Foi pura jogada de relações públicas por parte dos Estados Unidos, porque eles sabiam perfeitamente que a Rússia não tinha isso em mente.”
Em O Terceiro Império, as ambições geopolíticas russas forçam os Estados Unidos e a União Europeia a declarar guerra.
Segundo Yuriev, a Rússia enfrentaria esse desafio com uma arma secreta capaz de tornar o país invencível num confronto nuclear.
Isso faz com que no final tanto americanos como europeus se rendam, submetendo o mundo ao domínio russo.
Desfile de políticos algemados na Praça Vermelha
O clímax do livro é tão alucinante que serve de alento para demonstrar que suas previsões não devem ser tomadas tão a sério.

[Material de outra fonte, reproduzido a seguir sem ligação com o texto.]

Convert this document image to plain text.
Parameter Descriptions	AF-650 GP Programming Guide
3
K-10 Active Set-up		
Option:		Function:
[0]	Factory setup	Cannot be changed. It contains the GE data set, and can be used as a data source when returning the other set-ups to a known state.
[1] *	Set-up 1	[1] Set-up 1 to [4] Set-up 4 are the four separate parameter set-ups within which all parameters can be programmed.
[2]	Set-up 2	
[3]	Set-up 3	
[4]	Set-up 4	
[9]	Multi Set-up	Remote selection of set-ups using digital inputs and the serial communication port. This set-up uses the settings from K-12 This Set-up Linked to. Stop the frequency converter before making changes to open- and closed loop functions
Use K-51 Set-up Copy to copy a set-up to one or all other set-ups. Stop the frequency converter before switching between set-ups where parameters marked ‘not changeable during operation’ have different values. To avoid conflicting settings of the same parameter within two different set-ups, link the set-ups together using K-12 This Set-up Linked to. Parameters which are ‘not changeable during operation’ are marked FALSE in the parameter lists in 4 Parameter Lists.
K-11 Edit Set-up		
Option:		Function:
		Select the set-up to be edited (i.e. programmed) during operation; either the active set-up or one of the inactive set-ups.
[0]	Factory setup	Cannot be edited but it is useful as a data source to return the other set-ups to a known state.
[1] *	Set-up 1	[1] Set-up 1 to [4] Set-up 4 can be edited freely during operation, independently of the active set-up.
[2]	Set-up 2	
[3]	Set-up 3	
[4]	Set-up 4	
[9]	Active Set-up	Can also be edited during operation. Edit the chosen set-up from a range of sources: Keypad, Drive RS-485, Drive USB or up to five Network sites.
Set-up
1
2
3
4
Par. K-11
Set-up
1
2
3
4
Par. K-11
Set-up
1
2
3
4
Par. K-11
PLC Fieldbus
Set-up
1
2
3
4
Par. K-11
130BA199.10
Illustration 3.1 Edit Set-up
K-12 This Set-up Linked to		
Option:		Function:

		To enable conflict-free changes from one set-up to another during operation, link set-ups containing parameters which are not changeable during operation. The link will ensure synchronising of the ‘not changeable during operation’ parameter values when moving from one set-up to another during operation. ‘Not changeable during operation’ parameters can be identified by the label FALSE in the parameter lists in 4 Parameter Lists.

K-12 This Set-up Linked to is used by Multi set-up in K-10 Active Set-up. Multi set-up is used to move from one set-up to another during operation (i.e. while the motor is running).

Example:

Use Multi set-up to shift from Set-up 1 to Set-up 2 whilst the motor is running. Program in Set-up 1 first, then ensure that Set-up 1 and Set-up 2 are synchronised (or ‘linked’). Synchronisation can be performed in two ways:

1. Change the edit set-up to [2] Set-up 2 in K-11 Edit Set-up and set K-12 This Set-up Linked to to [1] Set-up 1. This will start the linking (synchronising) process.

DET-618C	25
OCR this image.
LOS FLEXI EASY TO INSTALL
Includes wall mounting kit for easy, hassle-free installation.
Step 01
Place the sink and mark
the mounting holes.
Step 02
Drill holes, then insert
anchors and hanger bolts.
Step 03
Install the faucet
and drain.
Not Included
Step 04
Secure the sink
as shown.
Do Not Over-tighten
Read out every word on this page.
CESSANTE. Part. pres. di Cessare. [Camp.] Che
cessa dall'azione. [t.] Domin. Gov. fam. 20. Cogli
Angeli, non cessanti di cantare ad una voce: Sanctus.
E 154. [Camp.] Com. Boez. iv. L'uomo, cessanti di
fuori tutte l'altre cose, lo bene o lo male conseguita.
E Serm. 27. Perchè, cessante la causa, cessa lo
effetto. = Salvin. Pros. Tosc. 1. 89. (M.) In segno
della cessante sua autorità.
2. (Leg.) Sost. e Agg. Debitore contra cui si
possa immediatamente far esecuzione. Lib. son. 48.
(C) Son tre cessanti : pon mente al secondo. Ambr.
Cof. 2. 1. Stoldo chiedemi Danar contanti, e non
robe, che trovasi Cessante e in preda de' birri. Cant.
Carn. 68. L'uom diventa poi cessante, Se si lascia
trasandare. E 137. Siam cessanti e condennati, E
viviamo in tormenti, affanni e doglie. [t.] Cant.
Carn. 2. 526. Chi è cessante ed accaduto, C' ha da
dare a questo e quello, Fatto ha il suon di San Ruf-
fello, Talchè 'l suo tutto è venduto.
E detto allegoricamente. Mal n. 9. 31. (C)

Após o desfecho da guerra, é promovido um desfile da vitória na Praça Vermelha.
Os participantes, algemados e com placas penduradas no pescoço, são representantes da elite norte-americana: o então presidente George Bush III, ex-presidentes, políticos, empresários, cantores e artistas de Hollywood.
Com essa passagem, Khapaeva explica que a mensagem do livro é a de que a Rússia é capaz de derrotar não apenas o exército norte-americano, mas a própria civilização americana, indo além do expansionismo sobre os territórios vizinhos.
Apesar do exagero, para Khapaeva o livro oferece insights importantes sobre a mentalidade do Kremlin, a maneira como Putin pensa o Ocidente e suas atitudes em relação aos países vizinhos:
“Compreender a visão expansionista da Rússia é fundamental para as decisões ocidentais sobre a invasão atual: a Ucrânia não é o único alvo de Putin.”
Natalia Antonova, jornalista ucraniana-americana ouvida pelo The Times, tem a mesma opinião. Ela diz que a mensagem do livro de que a Rússia não se satisfará com uma vitória parcial e sua ênfase em humilhar os Estados Unidos contém um aviso sobre os planos do projeto de expansionismo de Putin:
“Este homem tem uma visão sombria e perturbadora – não apenas para a Ucrânia, mas para todos nós. A Ucrânia nunca poderia ser suficiente para ele. Não satisfaz seu desejo de vingança contra o Ocidente.”